Computes posterior draws of impulse responses

Each of the draws from the posterior estimation of models from packages bsvars or bsvarSIGNs is transformed into a draw from the posterior distribution of the impulse responses.

Usage

compute_impulse_responses(posterior, horizon, standardise = FALSE)

Arguments

posterior

posterior estimation outcome obtained by running the estimate function. The interpretation depends on the normalisation of the shocks using function normalise(). Verify if the default settings are appropriate.

horizon

a positive integer number denoting the forecast horizon for the impulse responses computations.

standardise

a logical value. If TRUE, the impulse responses are standardised so that the variables' own shocks at horizon 0 are equal to 1. Otherwise, the parameter estimates determine this magnitude.

Value

An object of class PosteriorIR, that is, an NxNx(horizon+1)xS array with attribute PosteriorIR containing S draws of the impulse responses.

References

Kilian, L., & Lütkepohl, H. (2017). Structural VAR Tools, Chapter 4, In: Structural vector autoregressive analysis. Cambridge University Press.

See also

estimate, normalise, summary

Author

Tomasz Woźniak wozniak.tom@pm.me

Examples

# specify the model
specification  = specify_bsvar$new(us_fiscal_lsuw, p = 1)
#> The identification is set to the default option of lower-triangular structural matrix.

# run the burn-in
burn_in        = estimate(specification, 10)
#> **************************************************|
#> bsvars: Bayesian Structural Vector Autoregressions|
#> **************************************************|
#>  Gibbs sampler for the SVAR model                 |
#> **************************************************|
#>  Progress of the MCMC simulation for 10 draws
#>     Every draw is saved via MCMC thinning
#>  Press Esc to interrupt the computations
#> **************************************************|

# estimate the model
posterior      = estimate(burn_in, 20)
#> **************************************************|
#> bsvars: Bayesian Structural Vector Autoregressions|
#> **************************************************|
#>  Gibbs sampler for the SVAR model                 |
#> **************************************************|
#>  Progress of the MCMC simulation for 20 draws
#>     Every draw is saved via MCMC thinning
#>  Press Esc to interrupt the computations
#> **************************************************|

# compute impulse responses 2 years ahead
irf           = compute_impulse_responses(posterior, horizon = 8)
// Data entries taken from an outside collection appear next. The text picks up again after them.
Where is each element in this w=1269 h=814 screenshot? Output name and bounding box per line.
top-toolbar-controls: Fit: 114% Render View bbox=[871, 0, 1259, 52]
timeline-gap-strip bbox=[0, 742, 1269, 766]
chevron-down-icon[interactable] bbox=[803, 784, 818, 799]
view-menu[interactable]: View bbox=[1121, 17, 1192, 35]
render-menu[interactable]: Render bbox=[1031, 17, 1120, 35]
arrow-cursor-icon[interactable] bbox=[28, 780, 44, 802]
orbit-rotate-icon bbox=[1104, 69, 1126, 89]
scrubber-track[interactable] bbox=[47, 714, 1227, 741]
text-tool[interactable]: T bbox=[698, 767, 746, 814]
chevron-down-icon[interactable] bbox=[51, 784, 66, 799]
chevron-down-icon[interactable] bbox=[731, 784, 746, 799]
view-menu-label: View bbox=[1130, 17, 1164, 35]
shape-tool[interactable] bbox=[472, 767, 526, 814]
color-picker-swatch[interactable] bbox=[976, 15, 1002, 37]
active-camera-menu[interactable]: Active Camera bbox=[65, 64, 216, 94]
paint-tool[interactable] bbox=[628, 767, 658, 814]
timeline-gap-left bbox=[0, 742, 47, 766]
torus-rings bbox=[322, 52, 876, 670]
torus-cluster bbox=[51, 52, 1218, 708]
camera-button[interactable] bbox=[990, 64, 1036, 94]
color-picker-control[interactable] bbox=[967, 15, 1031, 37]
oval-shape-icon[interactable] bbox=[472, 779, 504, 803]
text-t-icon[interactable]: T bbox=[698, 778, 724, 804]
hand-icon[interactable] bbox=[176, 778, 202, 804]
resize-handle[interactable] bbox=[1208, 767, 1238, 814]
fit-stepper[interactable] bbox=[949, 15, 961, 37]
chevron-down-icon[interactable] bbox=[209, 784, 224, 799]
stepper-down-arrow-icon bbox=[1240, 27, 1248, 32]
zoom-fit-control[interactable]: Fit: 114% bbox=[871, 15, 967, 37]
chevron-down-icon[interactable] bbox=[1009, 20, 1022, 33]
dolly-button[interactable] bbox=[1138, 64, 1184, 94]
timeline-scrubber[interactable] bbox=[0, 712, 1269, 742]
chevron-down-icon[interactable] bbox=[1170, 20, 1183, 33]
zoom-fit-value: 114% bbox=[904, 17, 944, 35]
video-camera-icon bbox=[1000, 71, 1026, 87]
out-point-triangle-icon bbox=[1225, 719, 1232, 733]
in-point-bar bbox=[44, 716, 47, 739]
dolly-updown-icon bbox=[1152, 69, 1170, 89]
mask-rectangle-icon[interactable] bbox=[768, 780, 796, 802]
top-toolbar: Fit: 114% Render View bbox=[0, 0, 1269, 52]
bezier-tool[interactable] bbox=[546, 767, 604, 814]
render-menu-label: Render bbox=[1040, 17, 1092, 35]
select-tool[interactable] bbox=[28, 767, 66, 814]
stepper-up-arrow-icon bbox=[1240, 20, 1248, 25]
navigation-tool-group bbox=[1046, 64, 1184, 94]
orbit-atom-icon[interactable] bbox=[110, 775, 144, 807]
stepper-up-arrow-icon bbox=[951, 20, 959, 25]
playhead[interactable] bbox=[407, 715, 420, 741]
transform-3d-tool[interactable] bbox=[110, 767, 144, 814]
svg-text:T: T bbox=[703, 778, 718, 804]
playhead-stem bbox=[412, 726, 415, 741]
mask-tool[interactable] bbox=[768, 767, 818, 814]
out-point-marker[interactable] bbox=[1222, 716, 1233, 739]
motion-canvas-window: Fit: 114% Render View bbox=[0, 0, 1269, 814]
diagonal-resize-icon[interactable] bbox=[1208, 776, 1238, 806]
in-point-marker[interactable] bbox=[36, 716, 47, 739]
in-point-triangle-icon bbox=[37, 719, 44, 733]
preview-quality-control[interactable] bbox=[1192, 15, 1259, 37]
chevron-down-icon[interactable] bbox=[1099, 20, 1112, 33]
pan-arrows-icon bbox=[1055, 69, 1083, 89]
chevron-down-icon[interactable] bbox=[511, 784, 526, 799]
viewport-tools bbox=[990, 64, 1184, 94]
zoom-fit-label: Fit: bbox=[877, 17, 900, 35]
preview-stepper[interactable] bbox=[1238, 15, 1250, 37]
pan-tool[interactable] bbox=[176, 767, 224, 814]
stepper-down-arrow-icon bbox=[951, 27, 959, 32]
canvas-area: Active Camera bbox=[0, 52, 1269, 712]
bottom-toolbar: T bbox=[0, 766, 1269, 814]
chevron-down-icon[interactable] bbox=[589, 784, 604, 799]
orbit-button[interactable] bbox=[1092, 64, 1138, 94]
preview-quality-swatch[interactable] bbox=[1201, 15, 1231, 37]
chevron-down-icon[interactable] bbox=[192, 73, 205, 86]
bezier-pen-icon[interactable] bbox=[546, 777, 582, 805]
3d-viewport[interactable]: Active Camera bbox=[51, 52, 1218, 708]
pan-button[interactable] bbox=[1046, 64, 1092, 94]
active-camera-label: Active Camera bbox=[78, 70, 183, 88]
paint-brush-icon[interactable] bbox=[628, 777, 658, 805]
# workflow with the pipe |>
############################################################
us_fiscal_lsuw |>
  specify_bsvar$new(p = 1) |>
  estimate(S = 10) |> 
  estimate(S = 20) |> 
  compute_impulse_responses(horizon = 8) -> ir
#> The identification is set to the default option of lower-triangular structural matrix.
#> **************************************************|
#> bsvars: Bayesian Structural Vector Autoregressions|
#> **************************************************|
#>  Gibbs sampler for the SVAR model                 |
#> **************************************************|
#>  Progress of the MCMC simulation for 10 draws
#>     Every draw is saved via MCMC thinning
#>  Press Esc to interrupt the computations
#> **************************************************|
#> **************************************************|
#> bsvars: Bayesian Structural Vector Autoregressions|
#> **************************************************|
#>  Gibbs sampler for the SVAR model                 |
#> **************************************************|
#>  Progress of the MCMC simulation for 20 draws
#>     Every draw is saved via MCMC thinning
#>  Press Esc to interrupt the computations
#> **************************************************|